Interaction between the zebrafish (Danio rerio) organic cation transporter 1 (Oct1) and endo- and xenobiotics

Organic cation transporters (OCTs) serve as uptake transporters of numerous endo- and xenobiotics. They have been in the focus of medical toxicological research for more than a decade due to their key role in absorption, distribution, metabolism and excretion due to their expression on basolateral membranes of various barrier tissues. OCTs belong to the SLC22A family within the SLC (Solute carrier) protein superfamily, with three co-orthologs identified in humans (OCT1, 2 and 3), and two Oct orthologs in zebrafish (Oct1 and Oct2). The structural and functional properties of zebrafish Octs, along with their toxicological relevance, have still not been explored.

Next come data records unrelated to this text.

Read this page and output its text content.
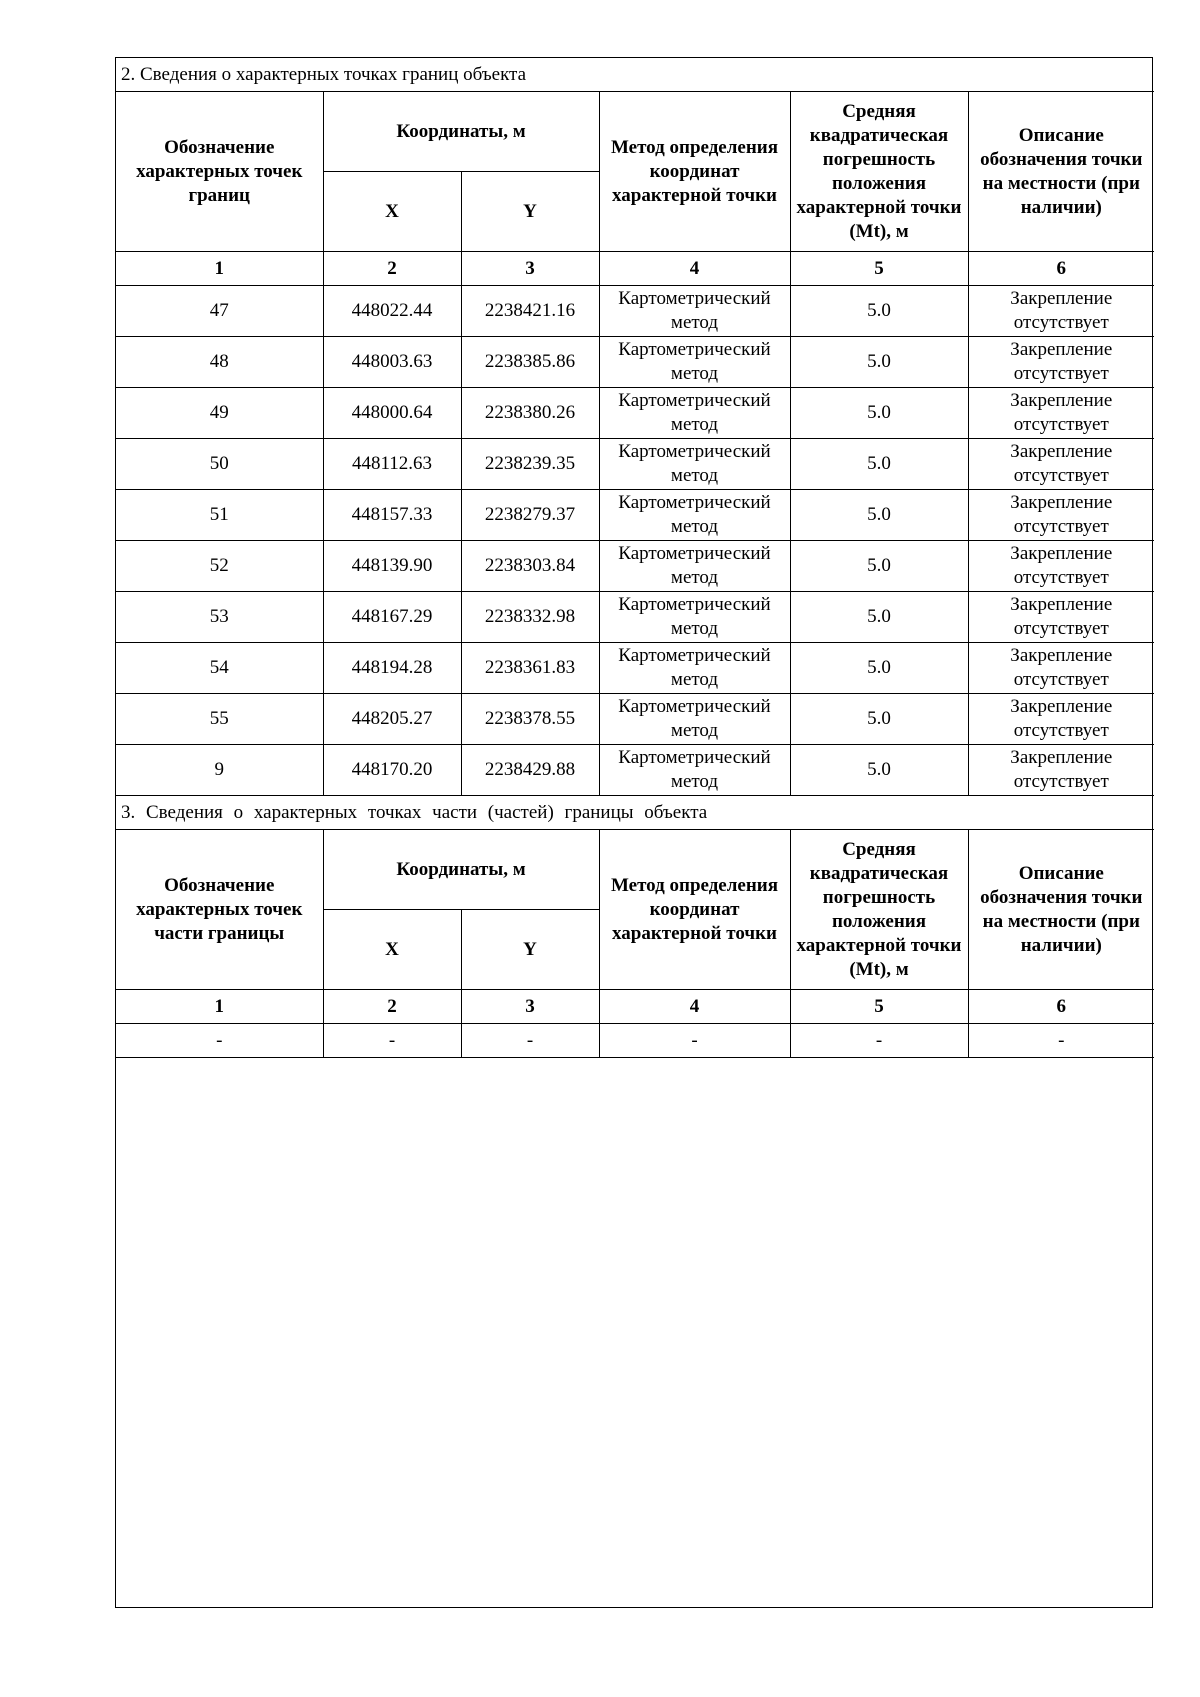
2. Сведения о характерных точках границ объекта					
Обозначение характерных точек границ	Координаты, м		Метод определения координат характерной точки	Средняя квадратическая погрешность положения характерной точки (Mt), м	Описание обозначения точки на местности (при наличии)
	X	Y			
1	2	3	4	5	6
47	448022.44	2238421.16	Картометрический метод	5.0	Закрепление отсутствует
48	448003.63	2238385.86	Картометрический метод	5.0	Закрепление отсутствует
49	448000.64	2238380.26	Картометрический метод	5.0	Закрепление отсутствует
50	448112.63	2238239.35	Картометрический метод	5.0	Закрепление отсутствует
51	448157.33	2238279.37	Картометрический метод	5.0	Закрепление отсутствует
52	448139.90	2238303.84	Картометрический метод	5.0	Закрепление отсутствует
53	448167.29	2238332.98	Картометрический метод	5.0	Закрепление отсутствует
54	448194.28	2238361.83	Картометрический метод	5.0	Закрепление отсутствует
55	448205.27	2238378.55	Картометрический метод	5.0	Закрепление отсутствует
9	448170.20	2238429.88	Картометрический метод	5.0	Закрепление отсутствует
3. Сведения о характерных точках части (частей) границы объекта					
Обозначение характерных точек части границы	Координаты, м		Метод определения координат характерной точки	Средняя квадратическая погрешность положения характерной точки (Mt), м	Описание обозначения точки на местности (при наличии)
	X	Y			
1	2	3	4	5	6
-	-	-	-	-	-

In this study, we performed a functional characterization of zebrafish Oct1 using transient and stable heterologous expression systems and model fluorescent substrates as the basis for interaction studies with a wide range of endo- and xenobiotics. We also conducted a basic topology analysis and homology modeling to determine the structure and membrane localization of Oct1. Finally, we performed an MTT assay to evaluate the toxic effects of the seven interactors identified - oxaliplatin, cisplatin, berberine, MPP+, prazosin, paraquat and mitoxantrone - in human embryonic kidney cells (HEK293T) stably expressing zebrafish Oct1 (HEK293T-drOct1 cells). Our results show that the zebrafish Oct1 structure consists of 12 transmembrane alpha helices, which form the active region with more than one active site. Five new fluorescent substrates of Oct1 were identified: ASP+ (Km = 26 μM), rhodamine 123 (Km = 103.7 nM), berberine (Km = 3.96 μM), DAPI (Km = 780 nM), and ethidium bromide (Km = 97 nM). Interaction studies revealed numerous interactors that inhibited the Oct1-dependent uptake of fluorescent substrates. The identified interactors ranged from physiological compounds (mainly steroid hormones) to different classes of xenobiotics, with IC50 values in nanomolar (e.g., pyrimethamine and prazosin) to millimolar range (e.g., cimetidine). Cytotoxicity experiments with HEK293T-drOct1 cells enabled us to identify berberine, oxaliplatin and MPP+ as substrates of Oct1. The data presented in this study provide the first insights into the functional properties of zebrafish Oct1 and offer an important basis for more detailed molecular and ecotoxicological characterizations of this transporter.